Marvin Lipofsky has been one of the stalwarts of the American studio glass movement, both as an artist and a teacher. He has demonstrated a willingness to explore the unusual in terms of surface and coloring, and he has often incorporated local traditions, colors, techniques, and materials in his work on visits to particular places.
The example seen here began at the Crystalex Hantich factory in Novy Bor, Czechoslovakia (now the Czech Republic), where the basic form was created with the assistance of resident glassmaster Petr Novotny. Invited to Czechoslovakia by well-known glass artists Stanislav Libensky and Jaroslava Brychtova, Lipofsky set about to give the works he would create there some of the distinctive character of the region. He searched the premises of the factory and its site for various pieces of wood and metal and used them as either part of the mold or to alter the molten glass as the blower was forming it. More than twenty of the rough pieces of glass were shipped back to Lipofsky's California studio, where he worked on them over the next three years, using various subtractive processes - cutting, grinding, sandblasting, and acid polishing. Though similar to other works in the series, each piece from the project is a unique sculptural form.
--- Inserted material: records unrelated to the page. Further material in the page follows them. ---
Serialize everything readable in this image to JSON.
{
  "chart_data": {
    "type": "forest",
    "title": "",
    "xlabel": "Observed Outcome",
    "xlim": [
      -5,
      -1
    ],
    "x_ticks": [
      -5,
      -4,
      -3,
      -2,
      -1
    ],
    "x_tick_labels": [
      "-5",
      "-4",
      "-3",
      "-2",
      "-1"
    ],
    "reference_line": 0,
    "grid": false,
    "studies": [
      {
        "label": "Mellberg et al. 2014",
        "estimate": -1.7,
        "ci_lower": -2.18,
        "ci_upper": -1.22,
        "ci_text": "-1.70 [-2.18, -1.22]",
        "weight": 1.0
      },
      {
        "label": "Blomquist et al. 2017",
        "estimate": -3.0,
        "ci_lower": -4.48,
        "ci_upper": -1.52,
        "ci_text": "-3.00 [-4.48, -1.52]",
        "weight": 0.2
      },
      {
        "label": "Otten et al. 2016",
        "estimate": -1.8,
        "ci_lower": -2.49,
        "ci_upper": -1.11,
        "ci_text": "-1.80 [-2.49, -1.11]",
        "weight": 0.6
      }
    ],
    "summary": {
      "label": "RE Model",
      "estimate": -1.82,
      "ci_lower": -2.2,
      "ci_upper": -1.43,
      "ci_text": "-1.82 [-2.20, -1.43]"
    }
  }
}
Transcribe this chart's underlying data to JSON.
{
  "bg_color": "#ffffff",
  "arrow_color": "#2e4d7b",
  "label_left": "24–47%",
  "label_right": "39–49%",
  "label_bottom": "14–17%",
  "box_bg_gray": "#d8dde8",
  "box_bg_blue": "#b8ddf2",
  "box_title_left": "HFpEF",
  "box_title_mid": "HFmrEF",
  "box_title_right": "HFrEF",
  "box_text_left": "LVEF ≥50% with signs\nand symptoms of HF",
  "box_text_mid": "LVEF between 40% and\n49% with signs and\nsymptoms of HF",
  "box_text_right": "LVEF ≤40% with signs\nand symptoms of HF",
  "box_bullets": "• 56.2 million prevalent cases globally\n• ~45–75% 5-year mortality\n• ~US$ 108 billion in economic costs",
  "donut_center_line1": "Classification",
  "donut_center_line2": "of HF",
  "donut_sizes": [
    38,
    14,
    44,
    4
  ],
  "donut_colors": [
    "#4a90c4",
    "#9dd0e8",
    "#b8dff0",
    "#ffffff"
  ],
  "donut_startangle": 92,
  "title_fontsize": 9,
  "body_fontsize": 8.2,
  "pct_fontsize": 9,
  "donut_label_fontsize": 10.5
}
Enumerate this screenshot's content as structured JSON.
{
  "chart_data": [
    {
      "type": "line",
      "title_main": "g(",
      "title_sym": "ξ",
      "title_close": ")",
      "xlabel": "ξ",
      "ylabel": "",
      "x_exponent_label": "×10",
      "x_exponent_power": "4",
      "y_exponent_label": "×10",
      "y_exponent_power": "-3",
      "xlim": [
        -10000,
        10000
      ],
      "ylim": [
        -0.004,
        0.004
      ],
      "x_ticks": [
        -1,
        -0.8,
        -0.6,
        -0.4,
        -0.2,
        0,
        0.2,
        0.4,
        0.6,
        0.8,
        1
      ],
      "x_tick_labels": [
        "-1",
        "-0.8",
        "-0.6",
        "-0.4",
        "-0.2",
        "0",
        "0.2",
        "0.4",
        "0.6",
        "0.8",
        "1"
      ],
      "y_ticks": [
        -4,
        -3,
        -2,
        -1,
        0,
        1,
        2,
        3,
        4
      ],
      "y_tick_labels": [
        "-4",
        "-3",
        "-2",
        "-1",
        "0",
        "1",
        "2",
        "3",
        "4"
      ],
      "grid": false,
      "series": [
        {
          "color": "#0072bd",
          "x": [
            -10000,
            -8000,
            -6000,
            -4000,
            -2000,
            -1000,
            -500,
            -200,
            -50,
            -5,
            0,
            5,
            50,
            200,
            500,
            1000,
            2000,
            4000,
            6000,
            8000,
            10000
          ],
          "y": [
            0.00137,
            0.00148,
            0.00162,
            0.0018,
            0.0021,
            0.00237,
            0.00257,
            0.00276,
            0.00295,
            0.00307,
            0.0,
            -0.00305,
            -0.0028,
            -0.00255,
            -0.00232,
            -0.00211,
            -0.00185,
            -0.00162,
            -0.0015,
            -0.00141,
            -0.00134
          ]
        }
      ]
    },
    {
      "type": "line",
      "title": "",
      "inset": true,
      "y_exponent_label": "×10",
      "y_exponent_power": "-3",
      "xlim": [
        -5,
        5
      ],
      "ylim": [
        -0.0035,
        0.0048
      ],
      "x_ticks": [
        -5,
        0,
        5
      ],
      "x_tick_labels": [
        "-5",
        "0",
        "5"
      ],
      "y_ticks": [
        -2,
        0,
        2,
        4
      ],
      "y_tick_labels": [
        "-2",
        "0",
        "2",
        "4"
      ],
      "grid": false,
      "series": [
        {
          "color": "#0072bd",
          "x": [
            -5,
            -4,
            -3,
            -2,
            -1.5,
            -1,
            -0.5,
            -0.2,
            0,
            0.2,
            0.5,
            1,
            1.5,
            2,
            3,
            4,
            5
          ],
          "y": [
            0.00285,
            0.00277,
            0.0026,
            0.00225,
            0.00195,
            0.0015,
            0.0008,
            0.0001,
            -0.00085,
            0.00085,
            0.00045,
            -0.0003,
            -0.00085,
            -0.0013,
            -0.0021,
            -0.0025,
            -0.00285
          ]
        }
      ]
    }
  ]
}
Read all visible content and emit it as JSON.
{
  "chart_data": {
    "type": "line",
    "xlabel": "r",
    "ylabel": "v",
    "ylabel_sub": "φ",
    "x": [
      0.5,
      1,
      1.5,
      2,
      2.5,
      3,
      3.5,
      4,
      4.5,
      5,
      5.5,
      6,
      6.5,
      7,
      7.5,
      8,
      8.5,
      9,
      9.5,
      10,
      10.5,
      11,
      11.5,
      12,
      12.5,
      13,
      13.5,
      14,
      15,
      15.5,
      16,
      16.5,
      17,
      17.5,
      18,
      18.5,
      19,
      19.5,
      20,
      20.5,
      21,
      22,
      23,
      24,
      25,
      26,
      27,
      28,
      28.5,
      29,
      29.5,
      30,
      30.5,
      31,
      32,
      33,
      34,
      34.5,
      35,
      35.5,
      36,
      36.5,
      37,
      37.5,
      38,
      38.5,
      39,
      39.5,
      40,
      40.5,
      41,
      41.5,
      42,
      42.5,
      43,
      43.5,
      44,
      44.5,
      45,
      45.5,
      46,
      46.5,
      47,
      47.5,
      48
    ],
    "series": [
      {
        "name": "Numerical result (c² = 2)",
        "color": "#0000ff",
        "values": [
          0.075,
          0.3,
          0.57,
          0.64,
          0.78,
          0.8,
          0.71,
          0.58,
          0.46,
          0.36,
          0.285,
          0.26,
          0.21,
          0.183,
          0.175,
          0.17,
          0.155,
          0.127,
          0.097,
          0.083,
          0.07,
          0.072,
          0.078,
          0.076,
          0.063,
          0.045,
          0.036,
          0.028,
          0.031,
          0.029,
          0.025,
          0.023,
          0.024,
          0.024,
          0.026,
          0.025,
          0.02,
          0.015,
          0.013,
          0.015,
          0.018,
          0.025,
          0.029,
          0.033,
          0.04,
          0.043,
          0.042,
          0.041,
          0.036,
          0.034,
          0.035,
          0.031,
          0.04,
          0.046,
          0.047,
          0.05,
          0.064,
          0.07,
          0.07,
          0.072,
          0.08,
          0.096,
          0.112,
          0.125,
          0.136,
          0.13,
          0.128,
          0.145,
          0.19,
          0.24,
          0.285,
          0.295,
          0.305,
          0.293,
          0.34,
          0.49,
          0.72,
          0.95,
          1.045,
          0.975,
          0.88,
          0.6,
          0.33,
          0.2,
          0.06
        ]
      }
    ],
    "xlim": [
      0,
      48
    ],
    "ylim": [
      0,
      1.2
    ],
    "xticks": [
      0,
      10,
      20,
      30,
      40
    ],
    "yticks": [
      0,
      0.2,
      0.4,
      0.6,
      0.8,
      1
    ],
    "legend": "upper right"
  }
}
The work we see here displays a sensual quality that takes full advantage of the fluid, changeable glass medium and demonstrates the wide variety of innovative techniques Lipofsky brings to his work. The appearance of the exterior, roughened and muted by the sandblasting and acid polishing, contrasts with the sheen of the interior, much like the shell of a sea creature. In fact, the organic look of the piece suggests a spontaneity that belies the careful alterations the artist undertook after the piece was blown.